# Anzahl an Spalten in einer Datenbank



## DarthShader (1. Mai 2007)

Hallo,

ich frage mich, wieviele Spalten man in einer Tabelle einer Datenbank (z.B. MySQL, HSQLDB) unterbringen sollte. Ich habe hier z.B. ein Dokument mit vielen kleinen Informationen, manches kurze Textfelder, manchmal boolsche Werte oder kleine numerische Werte.

Allerdings beläuft sich die Anzahl dieser kleinen Felder auf bis zu 120.

Wäre es theoretisch möglich, 120 Spalten in eine Tabelle zu bauen, oder würde das zu Problemen führen (z.B. Performance?). Oder ist es "ok", so viele Spalten in einer Tabelle zu haben (Abfragen würde ich dann nie per "SELECT * FROM" machen, sondern immer nur zwei oder drei Felder holen)?


Danke für Eure Hilfe


----------



## lmarkus31 (1. Mai 2007)

Hallo,

ich kenne jetzt nicht genau die Limits die MySQL für die Anzahl Spalten pro Tabelle festlegt. Bei Oracle z.B. sind es 1000 (abgesehn von geschachtelten oder Objekttabellen) Spalten pro Tabelle, wobei es fraglich ist, ob das sinnvoll ist, da solche grossen Tabellen nur in seltenen Fällen sinnvoll so abgelegt werden können, das performant darauf zugegriffen werden kann. (row migration usw.)

Generell sollte am Anfang das Datenbank-Design stehen. Du solltest Dir überlegen, welche Informationen in den 120 Spalten stehen und in verschiedene logische Einheiten verfeinern (normalisieren). Später werden die verschieden verteilten Informationen über Joins wieder zusammengeführt. 

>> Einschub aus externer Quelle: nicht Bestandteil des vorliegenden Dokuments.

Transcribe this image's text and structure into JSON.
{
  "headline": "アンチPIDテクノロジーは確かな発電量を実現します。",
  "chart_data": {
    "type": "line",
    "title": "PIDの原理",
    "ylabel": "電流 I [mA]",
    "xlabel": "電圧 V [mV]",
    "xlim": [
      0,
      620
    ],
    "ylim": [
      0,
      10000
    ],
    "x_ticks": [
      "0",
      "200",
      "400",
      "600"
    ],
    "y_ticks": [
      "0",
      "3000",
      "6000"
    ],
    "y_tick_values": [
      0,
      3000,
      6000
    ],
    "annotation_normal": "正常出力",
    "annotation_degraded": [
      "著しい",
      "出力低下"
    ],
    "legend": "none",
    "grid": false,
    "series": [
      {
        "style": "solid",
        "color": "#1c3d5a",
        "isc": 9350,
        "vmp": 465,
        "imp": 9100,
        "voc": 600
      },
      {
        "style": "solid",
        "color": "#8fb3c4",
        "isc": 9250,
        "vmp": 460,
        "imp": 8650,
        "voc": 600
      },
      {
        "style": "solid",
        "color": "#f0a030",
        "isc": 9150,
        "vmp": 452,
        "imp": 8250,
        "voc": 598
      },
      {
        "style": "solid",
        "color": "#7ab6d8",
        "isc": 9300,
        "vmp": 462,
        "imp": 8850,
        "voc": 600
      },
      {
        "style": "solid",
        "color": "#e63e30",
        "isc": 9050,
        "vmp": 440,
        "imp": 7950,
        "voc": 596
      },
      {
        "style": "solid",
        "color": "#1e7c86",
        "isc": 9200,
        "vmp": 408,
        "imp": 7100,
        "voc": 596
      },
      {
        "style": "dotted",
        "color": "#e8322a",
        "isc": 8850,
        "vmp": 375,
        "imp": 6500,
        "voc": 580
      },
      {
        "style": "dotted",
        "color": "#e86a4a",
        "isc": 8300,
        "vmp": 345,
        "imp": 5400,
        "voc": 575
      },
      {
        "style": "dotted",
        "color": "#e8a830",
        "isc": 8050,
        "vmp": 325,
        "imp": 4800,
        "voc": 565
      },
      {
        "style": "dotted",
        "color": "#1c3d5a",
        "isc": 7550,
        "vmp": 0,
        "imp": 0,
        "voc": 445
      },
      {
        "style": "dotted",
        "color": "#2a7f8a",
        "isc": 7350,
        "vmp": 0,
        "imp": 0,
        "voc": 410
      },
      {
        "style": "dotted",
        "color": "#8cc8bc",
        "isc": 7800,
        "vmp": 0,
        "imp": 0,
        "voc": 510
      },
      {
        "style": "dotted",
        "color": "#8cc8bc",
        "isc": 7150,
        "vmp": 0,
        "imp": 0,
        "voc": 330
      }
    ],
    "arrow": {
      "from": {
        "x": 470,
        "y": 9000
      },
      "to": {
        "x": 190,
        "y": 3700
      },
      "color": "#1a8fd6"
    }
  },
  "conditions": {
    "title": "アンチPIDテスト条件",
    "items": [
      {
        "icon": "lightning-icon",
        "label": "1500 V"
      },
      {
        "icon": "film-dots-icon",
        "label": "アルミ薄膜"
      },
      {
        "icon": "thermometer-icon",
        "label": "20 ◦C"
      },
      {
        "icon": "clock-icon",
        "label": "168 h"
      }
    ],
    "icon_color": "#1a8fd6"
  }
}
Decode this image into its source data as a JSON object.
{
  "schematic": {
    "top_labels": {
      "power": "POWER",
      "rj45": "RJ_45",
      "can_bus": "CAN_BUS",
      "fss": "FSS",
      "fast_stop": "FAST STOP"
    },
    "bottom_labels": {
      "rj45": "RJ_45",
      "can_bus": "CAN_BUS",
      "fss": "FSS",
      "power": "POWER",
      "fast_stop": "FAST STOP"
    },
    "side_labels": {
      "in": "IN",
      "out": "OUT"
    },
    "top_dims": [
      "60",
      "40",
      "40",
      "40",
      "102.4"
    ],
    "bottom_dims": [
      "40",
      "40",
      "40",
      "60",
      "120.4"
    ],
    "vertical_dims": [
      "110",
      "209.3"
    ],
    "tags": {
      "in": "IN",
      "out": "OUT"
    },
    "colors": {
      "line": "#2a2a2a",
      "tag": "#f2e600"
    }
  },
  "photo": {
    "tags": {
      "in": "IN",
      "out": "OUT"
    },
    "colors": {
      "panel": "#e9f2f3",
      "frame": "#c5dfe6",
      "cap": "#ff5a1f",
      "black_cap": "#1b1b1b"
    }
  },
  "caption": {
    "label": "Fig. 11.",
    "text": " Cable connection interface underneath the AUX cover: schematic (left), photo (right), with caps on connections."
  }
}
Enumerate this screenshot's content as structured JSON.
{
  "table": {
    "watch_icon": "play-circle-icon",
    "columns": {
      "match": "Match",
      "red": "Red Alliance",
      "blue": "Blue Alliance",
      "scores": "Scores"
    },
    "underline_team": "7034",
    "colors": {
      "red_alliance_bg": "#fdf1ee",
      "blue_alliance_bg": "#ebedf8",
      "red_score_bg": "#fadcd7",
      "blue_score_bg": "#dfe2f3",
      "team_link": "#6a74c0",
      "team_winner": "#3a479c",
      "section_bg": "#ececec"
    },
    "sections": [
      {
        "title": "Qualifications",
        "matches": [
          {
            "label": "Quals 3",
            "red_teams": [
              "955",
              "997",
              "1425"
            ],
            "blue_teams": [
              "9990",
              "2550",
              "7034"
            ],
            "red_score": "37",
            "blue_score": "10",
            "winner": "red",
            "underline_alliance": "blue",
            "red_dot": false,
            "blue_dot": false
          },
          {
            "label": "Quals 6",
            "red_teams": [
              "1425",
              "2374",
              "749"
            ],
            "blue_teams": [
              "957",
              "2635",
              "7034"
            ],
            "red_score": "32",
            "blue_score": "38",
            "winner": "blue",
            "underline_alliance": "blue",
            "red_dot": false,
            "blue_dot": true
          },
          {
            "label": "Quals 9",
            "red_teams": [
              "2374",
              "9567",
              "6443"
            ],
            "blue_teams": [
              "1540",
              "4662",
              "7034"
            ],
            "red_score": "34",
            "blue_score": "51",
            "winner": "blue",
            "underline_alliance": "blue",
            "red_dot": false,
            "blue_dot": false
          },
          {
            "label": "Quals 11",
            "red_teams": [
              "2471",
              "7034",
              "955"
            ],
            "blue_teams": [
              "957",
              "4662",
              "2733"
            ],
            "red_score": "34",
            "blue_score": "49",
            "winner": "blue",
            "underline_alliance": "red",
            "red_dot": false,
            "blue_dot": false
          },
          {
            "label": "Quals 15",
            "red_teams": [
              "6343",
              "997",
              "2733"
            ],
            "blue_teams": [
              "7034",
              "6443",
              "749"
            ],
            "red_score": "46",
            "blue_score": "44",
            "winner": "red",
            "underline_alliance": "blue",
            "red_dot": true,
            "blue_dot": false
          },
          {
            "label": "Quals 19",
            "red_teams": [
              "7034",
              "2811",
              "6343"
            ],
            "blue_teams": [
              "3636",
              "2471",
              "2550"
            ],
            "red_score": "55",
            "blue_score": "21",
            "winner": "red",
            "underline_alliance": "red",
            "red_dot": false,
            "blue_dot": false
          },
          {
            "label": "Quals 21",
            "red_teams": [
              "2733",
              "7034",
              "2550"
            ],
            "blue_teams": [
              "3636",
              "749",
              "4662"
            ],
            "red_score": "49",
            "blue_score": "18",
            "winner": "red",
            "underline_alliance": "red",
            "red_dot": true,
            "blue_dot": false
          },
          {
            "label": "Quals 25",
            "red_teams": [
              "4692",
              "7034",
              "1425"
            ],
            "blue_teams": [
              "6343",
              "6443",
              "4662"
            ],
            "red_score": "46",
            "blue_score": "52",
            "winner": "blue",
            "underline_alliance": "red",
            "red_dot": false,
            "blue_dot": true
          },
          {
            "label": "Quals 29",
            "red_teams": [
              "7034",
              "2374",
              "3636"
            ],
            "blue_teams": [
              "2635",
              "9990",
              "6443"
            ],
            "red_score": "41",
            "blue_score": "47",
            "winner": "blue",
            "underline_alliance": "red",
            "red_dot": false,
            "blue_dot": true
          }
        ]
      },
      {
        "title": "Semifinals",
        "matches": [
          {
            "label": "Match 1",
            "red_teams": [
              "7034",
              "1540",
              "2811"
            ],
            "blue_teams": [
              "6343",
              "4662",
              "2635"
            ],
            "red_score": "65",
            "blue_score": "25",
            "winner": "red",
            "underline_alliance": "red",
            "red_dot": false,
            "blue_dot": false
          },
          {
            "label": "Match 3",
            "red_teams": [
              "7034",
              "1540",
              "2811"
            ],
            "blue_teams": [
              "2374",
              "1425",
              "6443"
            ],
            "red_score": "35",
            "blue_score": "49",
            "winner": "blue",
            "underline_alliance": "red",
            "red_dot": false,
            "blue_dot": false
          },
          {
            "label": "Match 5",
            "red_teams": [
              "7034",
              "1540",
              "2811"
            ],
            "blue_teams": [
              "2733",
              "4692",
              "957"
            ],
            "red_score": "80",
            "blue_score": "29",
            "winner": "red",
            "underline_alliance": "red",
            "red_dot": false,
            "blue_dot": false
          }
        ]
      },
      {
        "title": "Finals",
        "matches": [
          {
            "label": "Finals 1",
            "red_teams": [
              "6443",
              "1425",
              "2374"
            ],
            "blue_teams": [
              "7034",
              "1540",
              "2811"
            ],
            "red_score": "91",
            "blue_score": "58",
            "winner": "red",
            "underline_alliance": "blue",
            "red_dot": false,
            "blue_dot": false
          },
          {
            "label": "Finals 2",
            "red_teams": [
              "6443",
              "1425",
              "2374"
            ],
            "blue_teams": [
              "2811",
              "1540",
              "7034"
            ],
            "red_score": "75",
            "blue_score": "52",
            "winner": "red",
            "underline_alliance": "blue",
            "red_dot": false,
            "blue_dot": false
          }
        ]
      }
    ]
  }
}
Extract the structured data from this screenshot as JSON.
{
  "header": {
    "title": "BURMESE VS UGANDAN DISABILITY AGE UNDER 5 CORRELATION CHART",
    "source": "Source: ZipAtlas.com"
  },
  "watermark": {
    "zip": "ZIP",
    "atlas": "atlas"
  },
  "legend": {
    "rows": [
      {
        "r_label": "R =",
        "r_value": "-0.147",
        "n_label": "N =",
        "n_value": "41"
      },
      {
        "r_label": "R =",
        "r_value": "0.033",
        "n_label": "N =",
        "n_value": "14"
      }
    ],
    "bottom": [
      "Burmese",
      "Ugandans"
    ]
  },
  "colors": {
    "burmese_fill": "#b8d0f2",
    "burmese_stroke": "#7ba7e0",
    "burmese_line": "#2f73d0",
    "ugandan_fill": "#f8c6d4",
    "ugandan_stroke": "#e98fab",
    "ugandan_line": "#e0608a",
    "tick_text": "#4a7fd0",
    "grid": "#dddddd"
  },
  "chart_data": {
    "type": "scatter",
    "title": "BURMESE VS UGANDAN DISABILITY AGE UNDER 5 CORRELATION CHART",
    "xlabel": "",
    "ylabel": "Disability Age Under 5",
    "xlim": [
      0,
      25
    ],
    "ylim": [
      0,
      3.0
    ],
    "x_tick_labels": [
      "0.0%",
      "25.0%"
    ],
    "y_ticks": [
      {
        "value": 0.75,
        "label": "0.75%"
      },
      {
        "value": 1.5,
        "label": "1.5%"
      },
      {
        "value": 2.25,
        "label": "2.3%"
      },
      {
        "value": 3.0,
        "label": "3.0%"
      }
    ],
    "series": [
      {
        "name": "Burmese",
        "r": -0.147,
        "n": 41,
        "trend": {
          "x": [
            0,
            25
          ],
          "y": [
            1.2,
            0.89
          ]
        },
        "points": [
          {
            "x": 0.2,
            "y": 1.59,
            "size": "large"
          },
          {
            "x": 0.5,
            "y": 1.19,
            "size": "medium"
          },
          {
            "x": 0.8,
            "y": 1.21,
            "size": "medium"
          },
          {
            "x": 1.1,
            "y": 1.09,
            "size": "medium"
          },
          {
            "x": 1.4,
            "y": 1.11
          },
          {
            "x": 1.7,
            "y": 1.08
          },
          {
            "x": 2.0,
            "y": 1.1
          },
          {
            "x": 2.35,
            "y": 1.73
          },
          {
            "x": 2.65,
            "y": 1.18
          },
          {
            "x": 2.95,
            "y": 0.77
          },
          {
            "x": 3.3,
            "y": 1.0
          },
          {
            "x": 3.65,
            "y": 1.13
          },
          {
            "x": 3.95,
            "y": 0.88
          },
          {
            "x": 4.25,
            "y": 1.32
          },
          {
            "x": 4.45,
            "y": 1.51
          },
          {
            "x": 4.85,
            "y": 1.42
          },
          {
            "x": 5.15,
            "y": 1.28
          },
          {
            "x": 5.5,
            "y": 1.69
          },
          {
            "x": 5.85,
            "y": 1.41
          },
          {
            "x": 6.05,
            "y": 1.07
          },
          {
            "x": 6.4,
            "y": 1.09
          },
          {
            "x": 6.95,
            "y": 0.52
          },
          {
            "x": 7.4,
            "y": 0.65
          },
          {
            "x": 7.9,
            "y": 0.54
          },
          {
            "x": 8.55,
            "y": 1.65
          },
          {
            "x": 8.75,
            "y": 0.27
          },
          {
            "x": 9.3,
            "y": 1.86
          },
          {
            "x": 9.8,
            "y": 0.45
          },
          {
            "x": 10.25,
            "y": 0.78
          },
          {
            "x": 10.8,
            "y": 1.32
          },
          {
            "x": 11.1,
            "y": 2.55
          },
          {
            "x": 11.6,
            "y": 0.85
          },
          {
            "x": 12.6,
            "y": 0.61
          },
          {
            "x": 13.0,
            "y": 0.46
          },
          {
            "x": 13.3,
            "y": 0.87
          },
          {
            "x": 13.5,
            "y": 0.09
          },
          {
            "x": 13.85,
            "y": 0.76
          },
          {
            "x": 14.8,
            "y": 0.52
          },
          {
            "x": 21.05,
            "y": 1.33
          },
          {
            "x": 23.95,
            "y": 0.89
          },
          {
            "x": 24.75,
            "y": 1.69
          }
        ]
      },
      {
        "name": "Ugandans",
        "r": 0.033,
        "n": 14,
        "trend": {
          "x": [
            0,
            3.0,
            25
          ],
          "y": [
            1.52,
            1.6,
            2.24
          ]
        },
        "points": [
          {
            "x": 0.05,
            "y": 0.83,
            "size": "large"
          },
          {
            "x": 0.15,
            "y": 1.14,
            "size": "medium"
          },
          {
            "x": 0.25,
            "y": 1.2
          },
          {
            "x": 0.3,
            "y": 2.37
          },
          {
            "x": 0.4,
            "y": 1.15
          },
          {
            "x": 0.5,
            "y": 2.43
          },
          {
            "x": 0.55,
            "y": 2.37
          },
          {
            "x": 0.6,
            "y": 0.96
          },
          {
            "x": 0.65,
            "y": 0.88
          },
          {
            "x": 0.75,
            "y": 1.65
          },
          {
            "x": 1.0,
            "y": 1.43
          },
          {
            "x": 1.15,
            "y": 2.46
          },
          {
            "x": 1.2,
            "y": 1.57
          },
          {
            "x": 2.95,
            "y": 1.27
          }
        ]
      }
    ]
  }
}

In manchen Fällen ist es allerdings sinnvoll auch einige Tabellen denormalisiert vorzuhalten. d.h. Redundanzen bewusst in Kauf zu nehmen, um die Performance von Abfragen zu verbessern und komplexe Joins zu vermeiden.

Bei deiner gegebenen Anzahl von 120 "Informationen" würde ich zuallererst zu einer genaueren Analyse der Daten, die gespeichert werden sollen, raten. Als Einstieg solltest du dir z.B. überlegen, welche Spalten "Keyspalten" darstellen und welche anderen Spalten von diesen Keyspalten abhängen.

Am Ende kann es sein, dass du mit 6 Tabellen mit je 20 Spalten, 20 Tabellen mit je 6 Spalten usw. dastehst. Es hängt einzig und allein von deinen Daten ab.


----------



## DarthShader (1. Mai 2007)

Danke für Deine Antwort. Ja eine Analyse der Daten ist wohl notwendig, um sie vielleicht zunächst einmal zu "Kategorisieren" auf mehrere Tabellen.


----------